省エネルギー

日清紡グループのSDGsへの貢献

日清紡グループは、省エネルギーの活動を通じ、SDGs(持続可能な開発目標)の達成に貢献します。
当社グループ中期環境目標である、売上当たりの使用エネルギー削減を達成するために、KPI を管理して計画的に対策を講じています。

※ KPI:Key Performance Indicator 業績管理指標・業績評価指標

コアとなるSDGsゴールおよびターゲットと日清紡グループの活動

日清紡グループは、SDGs 12.2をコアとなるゴールおよびターゲットと考え、省エネルギー活動を推進しています。

  • ①ISO14001の活動を通じ、エネルギーの消費抑制活動を推進
  • ②設備更新時に環境配慮型設備を選択、改善活動による省エネルギー対策を持続的に実施
  • ③計画的な照明のLED化
  • ④新建造する建屋・倉庫へのさまざまな省エネルギー設備導入と、空調で消費するエネルギー削減の追求
  • 12. つくる責任 つかう責任

    持続可能な消費と生産のパターンを確保する。

  • ターゲット:12.2

    2030年までに天然資源の持続可能な管理及び効率的な利用を達成する。

経団連「チャレンジ・ゼロ」に参加

一般社団法人日本経済団体連合会(以下「経団連」)が主導するプロジェクト「チャレンジ・ゼロ」(チャレンジネット・ゼロカーボン イノベーション)に参加しました。

「チャレンジ・ゼロ」は、経団連が日本政府と連携し、気候変動対策の国際枠組み「パリ協定」が長期的なゴールと位置づける「脱炭素社会」の実現に向け、企業・団体がチャレンジするイノベーションのアクションを、国内外に力強く発信し、後押ししていく新たなイニシアティブです。

当社は、「チャレンジ・ゼロ」の趣旨に鑑み、事業活動を通じて温室効果ガスを削減し、脱炭素社会の実現に貢献できるよう、イノベーションの創出を推進していきます。

経団連「チャレンジ・ゼロ」公式Webサイト
https://www.challenge-zero.jp/jp/別ウィンドウ表示

脱炭素社会の実現に向けた、当社グループのチャレンジ事例が掲載されています。

「チャレンジ・ゼロ」ロゴ

燃料別エネルギー使用量

日清紡グループのエネルギー使用量実績は、9.72百万GJと前年度エネルギー使用量比8%減少しました。売上当たりのエネルギー使用量は、21.27 GJ/百万円となり、前年度売上当たりのエネルギー使用量比 3%増加となりました。

新型コロナウイルス感染症の影響で、全ての事業において減産を強いられ、製造時のエネルギー使用量は減少しましたが、売上が減少し製造原単位当たりのエネルギー使用量は増加しました。

燃料別では、使用エネルギー全体の75%が購入電力でした。また、使用エネルギー全体の16%が繊維事業のインドネシア子会社2社(PT. Nikawa Textile Industry およびPT. Nisshinbo Indonesia)で使用している石炭によるものでした。

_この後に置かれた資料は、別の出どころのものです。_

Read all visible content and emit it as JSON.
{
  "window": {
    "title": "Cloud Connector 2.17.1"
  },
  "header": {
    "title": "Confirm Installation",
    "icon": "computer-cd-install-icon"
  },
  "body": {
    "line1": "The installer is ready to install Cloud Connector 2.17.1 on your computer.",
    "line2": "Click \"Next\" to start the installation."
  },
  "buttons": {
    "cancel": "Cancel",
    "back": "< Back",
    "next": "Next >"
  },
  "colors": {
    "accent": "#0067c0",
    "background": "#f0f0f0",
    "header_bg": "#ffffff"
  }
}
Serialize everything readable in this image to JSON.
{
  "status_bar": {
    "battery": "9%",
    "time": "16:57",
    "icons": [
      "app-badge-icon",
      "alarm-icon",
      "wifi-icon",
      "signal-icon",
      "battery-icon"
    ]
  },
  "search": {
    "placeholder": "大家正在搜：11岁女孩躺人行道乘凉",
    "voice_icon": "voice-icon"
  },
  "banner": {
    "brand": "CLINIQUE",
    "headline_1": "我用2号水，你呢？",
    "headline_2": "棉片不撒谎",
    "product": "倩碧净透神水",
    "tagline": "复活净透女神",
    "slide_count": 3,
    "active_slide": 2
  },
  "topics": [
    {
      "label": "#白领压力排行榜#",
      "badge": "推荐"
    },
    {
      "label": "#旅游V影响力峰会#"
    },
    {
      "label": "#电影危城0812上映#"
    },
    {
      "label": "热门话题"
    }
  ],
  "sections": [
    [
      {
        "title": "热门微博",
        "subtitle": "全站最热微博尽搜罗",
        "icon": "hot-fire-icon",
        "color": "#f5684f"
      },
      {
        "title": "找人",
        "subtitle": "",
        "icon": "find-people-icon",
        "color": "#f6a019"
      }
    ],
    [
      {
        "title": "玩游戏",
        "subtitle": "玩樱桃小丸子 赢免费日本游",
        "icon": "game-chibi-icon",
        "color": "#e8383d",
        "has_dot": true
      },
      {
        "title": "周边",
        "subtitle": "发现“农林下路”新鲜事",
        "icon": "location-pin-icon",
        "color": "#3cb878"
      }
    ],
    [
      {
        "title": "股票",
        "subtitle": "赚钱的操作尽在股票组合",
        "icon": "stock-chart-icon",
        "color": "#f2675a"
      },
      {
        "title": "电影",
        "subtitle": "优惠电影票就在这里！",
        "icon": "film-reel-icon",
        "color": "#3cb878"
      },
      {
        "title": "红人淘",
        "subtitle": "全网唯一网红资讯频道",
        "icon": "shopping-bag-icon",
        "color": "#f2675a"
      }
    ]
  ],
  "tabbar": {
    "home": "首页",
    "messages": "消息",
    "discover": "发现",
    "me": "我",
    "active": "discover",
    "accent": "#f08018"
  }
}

エネルギー使用量と売上当たりのエネルギー使用量の推移

エネルギー使用量と売上あたりのエネルギー使用量の推移

(百万GJ)

  2016 2017 2018
(調整後)
2019 2020
購入電力 8.58 7.75 8.28 7.94 7.26
石炭 1.61 1.66 1.51 1.50 1.60
都市ガス 1.33 0.77 0.85 0.80 0.73
重油 0.24 0.06 0.05 0.04 0.05
その他 0.13 0.12 0.25 0.27 0.09
エネルギー使用量 11.89 10.36 10.94 10.55 9.72
(GJ/百万円)
売上当たりエネルギー使用量 22.55 20.24 21.25 20.70 21.27

※ 当社は2018年に、決算日を3月31日から12月31日に変更しました。これに伴い経過期間となる連結会計年度は、変則的な決算となっています。このため2018年度は、当連結会計年度と同一期間の12カ月間となるように組み替えた調整後参考値を記載しています。

事業別エネルギー使用量

エネルギーを最も多く使用したのはブレーキ事業(3.06百万GJ)で、次いで繊維事業(2.70百万GJ)でした。

事業別エネルギー使用量

事業別エネルギー使用量

(百万GJ)

  2016 2017 2018
(調整後)
2019 2020
エレクトロニクス 1.88 1.89 2.64 -- --
無線・通信 -- -- -- 0.48 0.52
マイクロデバイス -- -- -- 2.09 2.07
ブレーキ 3.56 3.63 3.43 3.30 3.06
精密機器 1.35 1.42 1.43 1.31 1.15
化学品 0.10 0.11 0.12 0.10 0.11
繊維 3.18 3.19 3.20 3.16 2.70
その他 0.16 0.12 0.12 0.12 0.12
紙製品 1.66 -- -- -- --
エネルギー使用量 11.89 10.36 10.94 10.55 9.72

※1 当社は2018年に、決算日を3月31日から12月31日に変更しました。これに伴い経過期間となる連結会計年度は、変則的な決算となっています。このため2018年度は、当連結会計年度と同一期間の12カ月間となるように組み替えた調整後参考値を記載しています。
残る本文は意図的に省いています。